Can we find it, peeps?
 
edit: I wonder how long this thread will last......

Matthew Norman
Thursday November 21, 2002
The Guardian

· We are thrilled to introduce the new Diary Book of the Month. The Highgate Vampire (Gothic Press) is the 1991 occult classic by Sean Manchester, a bishop in the Old Catholic Church. How our lord bishop, who featured recently after his complaint over not being addressed by his title on a radio show was upheld by the Broadcasting Standards Commission, escaped our notice until now is a mystery. "As it has been my destiny to explore those aspects of the occult which by their very nature defy all attempts at logical explanation and scientific examination," the book begins, "and having had the unique though sometimes harrowing experience of discovering a facet of the malign supernatural thought to have vanished centuries ago if it existed at all," he goes on, "the task now befalls to me to commit pen to paper..." We're going to have to hurry you, Bishop Sean. "I am already beginning to wonder," he is still continuing some pages later, "if the whole adventure was not some part of a frightening, fragmented dream - a nightmare in which the door between us and another world was almost ripped off its hinges..." Gripping as this is, enough for now. Tomorrow we fast forward to the first exorcism conducted by the bishop, pictured below.

· Incidentally, if anyone has information about the Old Catholic Church, please get in touch. All we know is that it split from Rome over the doctrine of papal infallibility, and that the TV magician David Nixon was a member. Apart from that, all is dark.
 
Saturday's Guardian....

· Bishop Sean Manchester, the exorcist and vampire-hunter familiar to readers of the Guardian Diary, is warning booksellers not to sell a self-published pamphlet entitled Man, Myth and Manchester. He asserts that the pamphlet, by David Farrant, is defamatory; and, as reported here before, booksellers may be liable to prosecution if they can be shown to be aware of the defamatory nature of material they stock.

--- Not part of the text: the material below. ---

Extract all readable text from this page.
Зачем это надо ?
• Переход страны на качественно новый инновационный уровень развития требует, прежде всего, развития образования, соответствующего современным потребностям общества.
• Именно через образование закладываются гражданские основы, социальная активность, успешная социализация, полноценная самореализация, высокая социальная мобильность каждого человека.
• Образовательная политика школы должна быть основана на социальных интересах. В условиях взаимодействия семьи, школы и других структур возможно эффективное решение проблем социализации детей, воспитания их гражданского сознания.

One of the booksellers to receive a strongly worded email from Bishop Manchester is Countrybookshop.co.uk, an independent internet operation. The company does not hold copies of the pamphlet, nor has it sold any; it merely includes it, as do Amazon.co.uk and WHSmith.co.uk, on its database of titles in print. Nevertheless, it is vulnerable. As Geraldine Rose of Countrybookshop said: "Anybody could say that about any book - we could be taking books off [the site] all the time."